Dutch linguist/astronomer/poet Adwaita (pseudonym of J.A. dèr Mouw, 1863 - 1919):
I am Brahman. But we are without a maid.
Around the house there's one thing I can do:
I fill the wash-basin and have no clue,
hence always spill and have the cloth mislaid.
She says this work is to a man taboo.
And I feel helpless and myself I upbraid,
when she has my own clumsiness repaid
by serving me her magic, steamy stew.
And I revered but Him, who does unfold
in fairy scene of world, of art and knowledge:
when she does enter with my plate of porridge
and I her wrinkled fingertips behold,
my one burning adoration expands
from Sun, Bach, Kant to her calloused hands.
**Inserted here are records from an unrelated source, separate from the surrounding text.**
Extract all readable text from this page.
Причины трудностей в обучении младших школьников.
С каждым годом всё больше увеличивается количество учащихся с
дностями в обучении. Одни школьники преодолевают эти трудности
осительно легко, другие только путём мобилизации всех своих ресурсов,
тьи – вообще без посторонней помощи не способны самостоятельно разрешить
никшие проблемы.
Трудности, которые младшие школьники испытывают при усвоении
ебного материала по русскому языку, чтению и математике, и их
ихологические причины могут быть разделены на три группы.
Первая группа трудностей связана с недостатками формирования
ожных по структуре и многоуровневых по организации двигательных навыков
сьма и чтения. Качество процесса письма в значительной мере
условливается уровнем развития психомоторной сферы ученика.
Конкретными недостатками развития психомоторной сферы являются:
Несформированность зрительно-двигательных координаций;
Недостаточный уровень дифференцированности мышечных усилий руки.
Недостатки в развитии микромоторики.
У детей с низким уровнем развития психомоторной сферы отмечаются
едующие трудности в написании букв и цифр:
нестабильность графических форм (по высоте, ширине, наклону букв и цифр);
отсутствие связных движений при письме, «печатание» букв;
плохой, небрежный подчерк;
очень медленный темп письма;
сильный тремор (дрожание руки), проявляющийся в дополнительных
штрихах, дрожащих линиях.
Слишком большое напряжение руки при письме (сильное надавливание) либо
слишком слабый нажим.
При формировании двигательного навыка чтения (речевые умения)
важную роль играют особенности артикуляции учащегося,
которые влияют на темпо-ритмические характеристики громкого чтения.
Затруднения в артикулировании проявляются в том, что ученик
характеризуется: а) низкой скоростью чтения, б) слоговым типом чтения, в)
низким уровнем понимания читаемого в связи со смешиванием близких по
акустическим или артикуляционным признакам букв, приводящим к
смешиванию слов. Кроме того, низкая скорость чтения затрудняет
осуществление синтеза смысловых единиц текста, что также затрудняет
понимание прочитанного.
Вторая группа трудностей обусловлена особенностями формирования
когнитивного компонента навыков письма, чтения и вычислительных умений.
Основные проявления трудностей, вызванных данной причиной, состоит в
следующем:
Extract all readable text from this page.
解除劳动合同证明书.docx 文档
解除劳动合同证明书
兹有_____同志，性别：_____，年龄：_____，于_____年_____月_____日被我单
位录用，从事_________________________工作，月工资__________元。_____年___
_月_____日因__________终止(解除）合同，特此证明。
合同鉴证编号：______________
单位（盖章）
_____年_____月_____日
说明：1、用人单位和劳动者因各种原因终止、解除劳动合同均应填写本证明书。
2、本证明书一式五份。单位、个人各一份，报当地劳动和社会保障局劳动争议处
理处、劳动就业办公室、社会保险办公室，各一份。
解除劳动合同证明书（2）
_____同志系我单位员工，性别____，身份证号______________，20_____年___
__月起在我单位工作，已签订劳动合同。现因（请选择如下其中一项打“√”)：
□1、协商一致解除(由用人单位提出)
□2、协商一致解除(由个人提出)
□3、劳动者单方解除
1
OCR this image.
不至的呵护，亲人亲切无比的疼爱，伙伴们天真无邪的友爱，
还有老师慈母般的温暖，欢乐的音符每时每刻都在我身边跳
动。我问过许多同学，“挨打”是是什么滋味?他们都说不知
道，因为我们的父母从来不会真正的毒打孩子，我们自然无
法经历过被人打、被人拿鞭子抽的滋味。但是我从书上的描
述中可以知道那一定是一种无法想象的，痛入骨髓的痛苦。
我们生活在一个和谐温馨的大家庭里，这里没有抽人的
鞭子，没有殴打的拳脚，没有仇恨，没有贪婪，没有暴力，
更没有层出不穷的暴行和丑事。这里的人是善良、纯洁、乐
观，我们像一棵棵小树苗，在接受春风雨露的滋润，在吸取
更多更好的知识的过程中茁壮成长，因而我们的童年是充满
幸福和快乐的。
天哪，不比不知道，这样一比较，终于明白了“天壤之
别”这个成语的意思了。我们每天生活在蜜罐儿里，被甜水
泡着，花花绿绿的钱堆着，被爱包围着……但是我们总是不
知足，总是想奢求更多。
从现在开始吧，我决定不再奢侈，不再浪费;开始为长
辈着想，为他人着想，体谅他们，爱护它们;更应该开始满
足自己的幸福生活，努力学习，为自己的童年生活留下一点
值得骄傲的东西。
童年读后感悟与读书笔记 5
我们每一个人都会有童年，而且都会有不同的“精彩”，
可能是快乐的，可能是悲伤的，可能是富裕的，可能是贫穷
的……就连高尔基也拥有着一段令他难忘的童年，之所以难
(translation Remco van der Zwaag, revised SB)
More about the author:
Johan Andreas dèr Mouw was born in 1863, two years before Verwey, but although he had written poetry for many years, he did not publish any until he was 54. Then, in 1918, his work suddenly began to appear almost simultaneously in De Beweging, De Nieuwe Gids and the weekly paper De Amsterdammer. Like several other poets of his generation, he was a classicist, and also a philosopher of repute, with an extensive knowledge of mathematics and science. As a philosopher he was strongly opposed to Hegel, and especially to the neo-Hegelians. It was in fact, his dislike of Hegel's system-building which led him, without turning away from European philosophy, to become more and more immersed in the systemless Indian philosophy of the Upanishads. There he found the expression of the unity of the Cosmos and the Self which was to become the mainspring of his poetry. Unity is the key-word of his work, and Brahman the symbol of the unity: that which comprises everything without forcing it into a system. He published his poetry, the two volumes Brahman I and Brahman II (1919 and 1921) under the Sanskrit name of Adwaita, that is ‘he who has overcome duality’.
Dèr Mouw was a mystic whose main poetic theme was that of the ‘unio mystica’. But as a mystic he was a class apart. His poetry was sometimes ecstatic, but always remained well-reasoned, very precise and nearly always cast in the strict form of the sonnet; it was deeply serious and at the same time humorous; it was philosophical, making considerable demands on its readers, but it was also couched in a most unexpected everyday language. The traditional hierarchy of values, which assumed that elevated thought was best expressed in elevated language, held no meaning for him. One of his best-known sonnets in Brahman I begins with the line: ‘K ben Brahman. Maar we zitten zonder meid’ (I am Brahman. But we are without a maid), and ends:
Dan voel ik éénzelfde adoratie branden
Voor Zon, Bach, Kant, en haar vereelte handen.4
In 1919 this was too unconventional to find much response outside the small circle of Verwey, Kloos and Van Eeden. After his death in 1919 he was soon forgotten, and was only
rediscovered several years later by the writers of the Forum group. The poetry of Dèr Mouw was the crown of the ‘poetry of the thought’ which was so close to Verwey's heart, but it also marked its conclusion. It was almost symbolical that De Beweging ceased publication in 1919, the year of Dèr Mouw's death.